February 23, 2024

Arizona's public universities extend financial aid deadline due to federal delays

The board moved to extend the Arizona Promise Program deadline to May 1.

University of Arizona mall and union Looking west across the University of Arizona mall. The Student Union Memorial Center and Old Main can both been seen.
AC Swedbergh / AZPM

All three of Arizona’s public universities have extended the Free Application for Federal Student Aid priority deadlines to May 1 in response to delays and challenges within the U.S. Department of Education.

In January, the federal government informed universities across the country that delays with FAFSA will prevent the department from providing student FAFSA records until mid-March. That data is utilized to inform universities of which students qualify for the Arizona Promise Program, which covers tuition and fees for low-income Arizonans. 

In response, the board moved to extend the deadline to allow more students and families to apply for the program. 

“The delay in federal data leaves students and families across the country very little time to evaluate financial aid offers and select a university,” DuVal said. “Education equals opportunity. Extending the Promise priority deadline offers families more time to choose their best college and financial aid options.” 

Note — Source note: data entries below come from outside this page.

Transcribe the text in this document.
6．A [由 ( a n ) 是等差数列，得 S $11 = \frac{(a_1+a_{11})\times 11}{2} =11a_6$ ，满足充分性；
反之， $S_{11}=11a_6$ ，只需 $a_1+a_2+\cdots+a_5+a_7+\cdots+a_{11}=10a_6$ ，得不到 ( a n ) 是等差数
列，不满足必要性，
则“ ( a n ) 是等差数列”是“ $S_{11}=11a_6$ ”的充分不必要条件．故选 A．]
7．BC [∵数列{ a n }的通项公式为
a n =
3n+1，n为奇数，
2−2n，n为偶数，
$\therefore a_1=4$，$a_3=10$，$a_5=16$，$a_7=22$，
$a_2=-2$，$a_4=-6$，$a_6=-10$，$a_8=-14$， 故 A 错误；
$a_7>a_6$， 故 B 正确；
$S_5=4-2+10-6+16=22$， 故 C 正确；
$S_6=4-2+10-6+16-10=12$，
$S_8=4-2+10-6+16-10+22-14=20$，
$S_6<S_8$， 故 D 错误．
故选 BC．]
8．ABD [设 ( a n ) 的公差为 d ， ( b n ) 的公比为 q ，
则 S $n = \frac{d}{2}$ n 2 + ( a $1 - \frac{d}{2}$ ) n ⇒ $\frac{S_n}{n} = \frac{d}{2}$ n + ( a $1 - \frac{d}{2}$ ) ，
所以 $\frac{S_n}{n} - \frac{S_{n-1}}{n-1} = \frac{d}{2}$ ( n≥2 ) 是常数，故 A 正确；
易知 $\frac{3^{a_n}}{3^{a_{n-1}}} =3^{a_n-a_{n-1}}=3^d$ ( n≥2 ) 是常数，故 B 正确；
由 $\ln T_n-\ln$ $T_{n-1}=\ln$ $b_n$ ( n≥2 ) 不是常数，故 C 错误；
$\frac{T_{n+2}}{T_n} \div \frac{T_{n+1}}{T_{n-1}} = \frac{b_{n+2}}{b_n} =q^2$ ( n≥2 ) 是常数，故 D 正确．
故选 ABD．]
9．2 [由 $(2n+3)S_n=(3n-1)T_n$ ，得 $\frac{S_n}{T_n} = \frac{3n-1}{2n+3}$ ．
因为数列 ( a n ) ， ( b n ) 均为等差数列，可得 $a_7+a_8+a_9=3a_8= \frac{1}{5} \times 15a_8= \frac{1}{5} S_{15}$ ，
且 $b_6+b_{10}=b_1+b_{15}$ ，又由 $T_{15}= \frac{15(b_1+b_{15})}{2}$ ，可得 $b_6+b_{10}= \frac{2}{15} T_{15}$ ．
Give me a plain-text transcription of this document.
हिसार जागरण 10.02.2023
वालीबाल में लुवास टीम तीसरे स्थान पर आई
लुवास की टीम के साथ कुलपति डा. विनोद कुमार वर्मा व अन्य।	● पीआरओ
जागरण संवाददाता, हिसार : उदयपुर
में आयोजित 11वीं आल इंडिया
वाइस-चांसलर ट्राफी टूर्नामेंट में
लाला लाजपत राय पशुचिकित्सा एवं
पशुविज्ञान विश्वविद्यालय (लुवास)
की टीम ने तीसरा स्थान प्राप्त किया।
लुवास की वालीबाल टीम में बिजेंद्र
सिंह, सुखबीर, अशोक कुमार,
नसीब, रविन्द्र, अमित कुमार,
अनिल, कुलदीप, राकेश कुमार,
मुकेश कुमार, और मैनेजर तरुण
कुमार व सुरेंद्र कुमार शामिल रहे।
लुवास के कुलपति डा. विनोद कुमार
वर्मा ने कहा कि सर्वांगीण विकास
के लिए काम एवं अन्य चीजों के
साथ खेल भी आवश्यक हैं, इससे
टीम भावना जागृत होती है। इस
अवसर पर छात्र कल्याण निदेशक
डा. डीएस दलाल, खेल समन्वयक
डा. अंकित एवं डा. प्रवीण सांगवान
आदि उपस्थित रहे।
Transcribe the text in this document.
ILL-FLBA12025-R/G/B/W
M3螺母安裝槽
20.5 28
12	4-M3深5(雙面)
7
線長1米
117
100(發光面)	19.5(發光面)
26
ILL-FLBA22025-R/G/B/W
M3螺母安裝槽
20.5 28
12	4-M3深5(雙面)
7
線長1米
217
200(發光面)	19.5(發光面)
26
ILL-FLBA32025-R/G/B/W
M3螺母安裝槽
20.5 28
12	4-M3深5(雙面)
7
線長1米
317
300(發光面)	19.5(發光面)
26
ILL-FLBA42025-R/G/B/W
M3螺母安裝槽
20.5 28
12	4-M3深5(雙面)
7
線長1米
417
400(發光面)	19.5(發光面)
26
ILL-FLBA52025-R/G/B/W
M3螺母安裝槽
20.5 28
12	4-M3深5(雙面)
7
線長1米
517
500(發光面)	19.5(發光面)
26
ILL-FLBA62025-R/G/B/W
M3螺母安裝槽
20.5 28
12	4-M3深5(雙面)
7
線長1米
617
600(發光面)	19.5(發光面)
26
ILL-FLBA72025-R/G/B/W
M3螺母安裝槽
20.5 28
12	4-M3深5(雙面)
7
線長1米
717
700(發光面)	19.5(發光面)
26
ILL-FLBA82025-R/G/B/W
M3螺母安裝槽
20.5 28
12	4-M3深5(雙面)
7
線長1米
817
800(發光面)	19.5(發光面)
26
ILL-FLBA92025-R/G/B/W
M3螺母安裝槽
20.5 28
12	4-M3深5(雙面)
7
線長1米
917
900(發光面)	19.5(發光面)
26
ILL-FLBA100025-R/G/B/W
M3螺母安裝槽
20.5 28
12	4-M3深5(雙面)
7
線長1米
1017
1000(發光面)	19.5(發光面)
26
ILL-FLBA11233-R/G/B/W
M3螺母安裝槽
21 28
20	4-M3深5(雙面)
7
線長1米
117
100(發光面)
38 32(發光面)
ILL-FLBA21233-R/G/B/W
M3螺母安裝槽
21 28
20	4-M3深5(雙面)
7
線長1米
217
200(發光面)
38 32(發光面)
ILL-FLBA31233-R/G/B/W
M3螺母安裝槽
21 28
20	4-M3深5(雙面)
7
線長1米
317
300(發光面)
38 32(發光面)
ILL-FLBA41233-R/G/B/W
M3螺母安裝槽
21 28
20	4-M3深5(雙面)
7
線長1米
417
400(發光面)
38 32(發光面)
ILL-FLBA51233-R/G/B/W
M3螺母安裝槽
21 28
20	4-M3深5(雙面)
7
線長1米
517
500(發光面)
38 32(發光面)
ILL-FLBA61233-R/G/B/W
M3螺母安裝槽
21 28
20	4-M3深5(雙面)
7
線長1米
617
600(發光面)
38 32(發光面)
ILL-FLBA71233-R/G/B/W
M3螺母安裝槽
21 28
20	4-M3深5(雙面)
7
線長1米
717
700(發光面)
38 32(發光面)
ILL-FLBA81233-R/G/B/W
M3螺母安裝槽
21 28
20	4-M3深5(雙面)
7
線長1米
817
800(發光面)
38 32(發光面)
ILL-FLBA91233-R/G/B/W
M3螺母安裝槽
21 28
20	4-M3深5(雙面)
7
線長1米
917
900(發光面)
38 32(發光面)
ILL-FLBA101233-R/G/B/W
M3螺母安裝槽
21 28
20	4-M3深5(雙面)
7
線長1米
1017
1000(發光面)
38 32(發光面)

Last fall, FAFSA underwent changes to expand Pell Grant eligibility by 30% and to simplify the process so students could complete the form. However, the form, which is typically available to students on Oct. 1, did not become available until Dec. 30 thus shortening the window for students to complete it. 3.6 million students have submitted the form, but millions of others are either having difficulty or are unable to access it due to software issues. ABOR estimates that upwards of 10,000 Arizona high school seniors are unable to complete the form due to technical issues. FAFSA applications within Arizona are down by 45% in comparison to last year.

Low-income, first-generation, marginalized students will be disproportionately affected due to the delays. Those students rely on financial aid offers to make decisions regarding their school of choice, housing and employment.